Study reveals optimal blood pressure, keeps brain young

A latest study suggests that people with high blood pressure are at risk of rapid brain ageing. The research also showed that optimal blood pressure helps our brains stay at least six months younger than our actual age. Published in Frontiers in Aging Neuroscience, the Study Researchers from the Australian National University (ANU).

The research further found that participants with high blood pressure were older and had comparatively less healthy brains, which further increased the risk of heart disease, stroke and dementia. It was observed that participants with high blood pressure in the normal range had older brains. He was also at risk of developing various health problems.

Looking at the results, the researchers are now asking for national health guidelines to be updated to reflect their important findings. Professor Nicolas Cherbuin, head of the ANU Center for Research on Aging, Health and Wellbeing, said that high blood pressure later in life causes one’s brain to become unhealthy, this is not entirely true. “It starts earlier and it starts in people with normal blood pressure,” he said.

Normal blood pressure is anything below 120/80, while an optimal and healthy blood pressure is around 110/70.
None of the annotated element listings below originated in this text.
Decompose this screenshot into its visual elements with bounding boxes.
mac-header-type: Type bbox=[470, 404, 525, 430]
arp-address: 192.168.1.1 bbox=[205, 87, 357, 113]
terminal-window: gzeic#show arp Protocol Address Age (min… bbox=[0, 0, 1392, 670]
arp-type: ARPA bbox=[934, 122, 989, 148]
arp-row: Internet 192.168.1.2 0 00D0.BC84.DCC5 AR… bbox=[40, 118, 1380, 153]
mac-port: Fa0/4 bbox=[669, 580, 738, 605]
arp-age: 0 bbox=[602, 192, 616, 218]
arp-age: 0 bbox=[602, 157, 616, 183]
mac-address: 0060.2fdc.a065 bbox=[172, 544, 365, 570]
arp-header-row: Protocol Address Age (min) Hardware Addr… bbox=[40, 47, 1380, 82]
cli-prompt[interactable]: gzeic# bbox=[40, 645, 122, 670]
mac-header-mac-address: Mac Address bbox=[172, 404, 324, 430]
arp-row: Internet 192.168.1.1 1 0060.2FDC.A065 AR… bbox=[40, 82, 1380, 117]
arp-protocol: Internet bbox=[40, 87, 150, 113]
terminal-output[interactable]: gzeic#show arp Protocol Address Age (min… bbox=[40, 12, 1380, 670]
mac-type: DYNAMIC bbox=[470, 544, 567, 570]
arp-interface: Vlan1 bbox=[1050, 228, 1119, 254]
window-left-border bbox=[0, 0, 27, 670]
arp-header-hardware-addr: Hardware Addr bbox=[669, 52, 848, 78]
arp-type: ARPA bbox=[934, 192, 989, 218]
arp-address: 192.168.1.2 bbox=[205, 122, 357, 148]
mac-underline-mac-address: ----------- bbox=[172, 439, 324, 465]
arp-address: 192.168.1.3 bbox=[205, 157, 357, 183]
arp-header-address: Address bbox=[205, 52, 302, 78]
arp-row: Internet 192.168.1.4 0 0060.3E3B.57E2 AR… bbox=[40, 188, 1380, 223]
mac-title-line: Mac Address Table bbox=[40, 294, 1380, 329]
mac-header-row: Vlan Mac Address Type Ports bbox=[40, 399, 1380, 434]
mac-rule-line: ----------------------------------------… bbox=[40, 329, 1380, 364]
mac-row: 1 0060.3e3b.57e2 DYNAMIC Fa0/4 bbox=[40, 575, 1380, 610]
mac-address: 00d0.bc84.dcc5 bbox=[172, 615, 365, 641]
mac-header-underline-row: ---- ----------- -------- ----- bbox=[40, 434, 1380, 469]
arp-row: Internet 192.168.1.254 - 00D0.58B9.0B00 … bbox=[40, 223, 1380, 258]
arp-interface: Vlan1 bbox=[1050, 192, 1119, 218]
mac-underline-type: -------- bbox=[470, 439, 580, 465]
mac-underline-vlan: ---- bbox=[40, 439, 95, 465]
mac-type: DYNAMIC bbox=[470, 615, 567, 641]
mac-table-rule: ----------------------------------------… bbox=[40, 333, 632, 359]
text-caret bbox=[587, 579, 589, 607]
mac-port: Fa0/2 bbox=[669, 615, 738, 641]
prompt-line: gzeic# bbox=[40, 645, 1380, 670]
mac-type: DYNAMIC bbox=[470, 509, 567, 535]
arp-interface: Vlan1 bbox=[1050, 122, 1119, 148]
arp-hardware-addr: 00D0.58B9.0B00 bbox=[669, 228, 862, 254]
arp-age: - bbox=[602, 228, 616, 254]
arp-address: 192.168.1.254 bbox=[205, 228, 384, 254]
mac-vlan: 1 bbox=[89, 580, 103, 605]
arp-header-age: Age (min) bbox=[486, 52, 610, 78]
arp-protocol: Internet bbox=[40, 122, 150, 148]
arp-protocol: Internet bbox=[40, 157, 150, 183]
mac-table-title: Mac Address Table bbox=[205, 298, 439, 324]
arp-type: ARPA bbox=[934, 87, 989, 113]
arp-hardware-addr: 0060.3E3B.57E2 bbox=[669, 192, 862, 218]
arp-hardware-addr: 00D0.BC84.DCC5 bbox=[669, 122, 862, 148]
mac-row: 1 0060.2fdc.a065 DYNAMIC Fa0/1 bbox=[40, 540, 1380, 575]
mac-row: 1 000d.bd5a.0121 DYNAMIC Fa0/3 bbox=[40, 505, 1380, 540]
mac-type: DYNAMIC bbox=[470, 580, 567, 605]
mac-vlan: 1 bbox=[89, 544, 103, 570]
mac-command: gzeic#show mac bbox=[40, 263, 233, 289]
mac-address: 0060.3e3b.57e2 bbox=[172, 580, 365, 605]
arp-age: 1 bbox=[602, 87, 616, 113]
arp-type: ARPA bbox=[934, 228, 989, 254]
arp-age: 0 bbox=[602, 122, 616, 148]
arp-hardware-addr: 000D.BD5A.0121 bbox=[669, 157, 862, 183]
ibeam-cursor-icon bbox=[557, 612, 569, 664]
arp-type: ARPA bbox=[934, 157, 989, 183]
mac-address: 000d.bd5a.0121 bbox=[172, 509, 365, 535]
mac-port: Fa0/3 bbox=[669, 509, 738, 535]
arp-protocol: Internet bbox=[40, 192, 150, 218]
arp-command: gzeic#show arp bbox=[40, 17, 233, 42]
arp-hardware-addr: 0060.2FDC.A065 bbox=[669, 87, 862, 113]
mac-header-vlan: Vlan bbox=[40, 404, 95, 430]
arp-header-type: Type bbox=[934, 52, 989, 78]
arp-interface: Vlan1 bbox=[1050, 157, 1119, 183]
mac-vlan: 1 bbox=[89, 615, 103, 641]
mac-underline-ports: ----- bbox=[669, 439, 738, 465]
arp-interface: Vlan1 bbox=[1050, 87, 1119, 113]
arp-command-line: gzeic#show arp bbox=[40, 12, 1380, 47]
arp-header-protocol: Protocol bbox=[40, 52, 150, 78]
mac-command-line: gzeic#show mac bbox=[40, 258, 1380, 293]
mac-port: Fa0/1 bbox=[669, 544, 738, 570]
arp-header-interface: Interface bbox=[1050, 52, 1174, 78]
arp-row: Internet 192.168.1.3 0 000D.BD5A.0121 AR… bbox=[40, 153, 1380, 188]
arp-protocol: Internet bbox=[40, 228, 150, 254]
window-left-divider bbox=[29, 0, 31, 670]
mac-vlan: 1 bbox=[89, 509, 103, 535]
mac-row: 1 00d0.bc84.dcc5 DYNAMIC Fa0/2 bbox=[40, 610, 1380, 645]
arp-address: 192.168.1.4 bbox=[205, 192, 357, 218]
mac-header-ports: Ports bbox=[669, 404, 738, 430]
The research comes after a large international study showed that the number of people over 30 with high blood pressure has doubled globally. Cardiologist and study co-author, Professor Walter Abhayaratna, said that if individuals maintain optimal blood pressure, their brains will remain smaller and healthier with age. On how to prevent blood pressure from rising too high, a cardiologist suggests starting lifestyle and diet changes early in life, rather than waiting for the problem to escalate later.

Compared to a person with a high blood pressure of 135/85, the brain of individuals with an optimal reading of 110/70 was found to be six months younger by the time they reached middle age, the study said.

To extract these observations, the ANU team examined more than 2,000 brain scans of 686 healthy individuals, between the ages of 44 and 76.